HEAL has two main goals: improving treatment for opioid abuse and addiction, preventing people from overdosing and hopefully from becoming dependent in the first place, and helping people manage long-term pain without resorting to potentially addictive medications. NIDA is currently researching the following:
- The development of new treatments for addiction and new ways to reverse an overdose. For example, we know that naloxone can reverse an overdose from prescription opioids and heroin, but researchers are also trying to develop other medicines that can reverse overdoses of stronger opioids like fentanyl.
- Community-based programs to prevent and treat opioid addiction. Researchers are looking into ways to coordinate care in the communities that are hardest hit by the opioid crisis. This may include better coordination between different parts of the community, such as health care providers, the justice system, and first responders like fire departments and emergency medical services.
- Expanding the use of clinical trials to discover new treatments for addiction. A clinical trial means that new medications, devices, or other therapies are tested on people under controlled circumstances. NIDA plans to expand its Clinical Trials Network, so that more people will have access to these studies, particularly people in rural areas where treatment options are limited or non-existent.

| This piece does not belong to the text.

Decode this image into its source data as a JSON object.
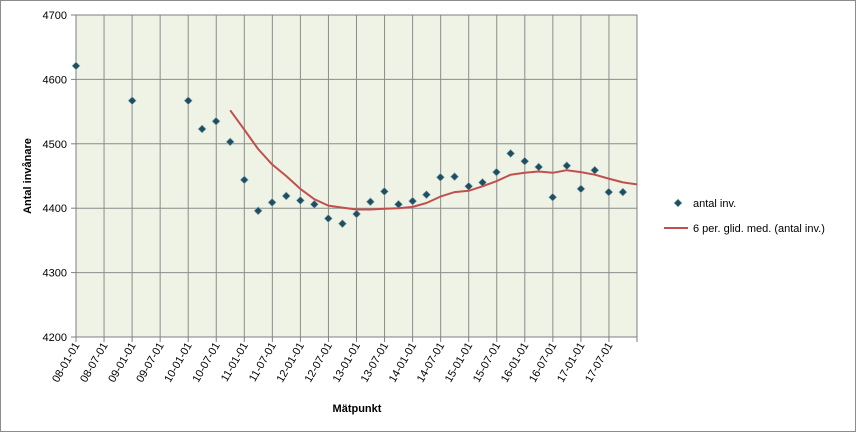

- Improving access to high-quality addiction treatment in criminal justice settings. Because drug use – and its related behaviors and poor decision making – play a large part in why many people end up prison, researchers plan to work with people within the justice system to figure out what strategies will most help them improve their lives. This includes getting treatment for opioid addictions.
The HEAL Initiative seeks to partner with sites and organizations that help the underserved communities both in the United States and internationally. They pair physicians with “front line” healthcare providers in communities with a lack of resources or trained professionals. Doctors in these communities are trained and mentored over a two year period, both in person and remotely. In order to make this possible, NIH is nearly doubling funding for research on opioid misuse and addiction and pain from approximately $600 million in fiscal year 2016 to $1.1 billion in fiscal year 2018.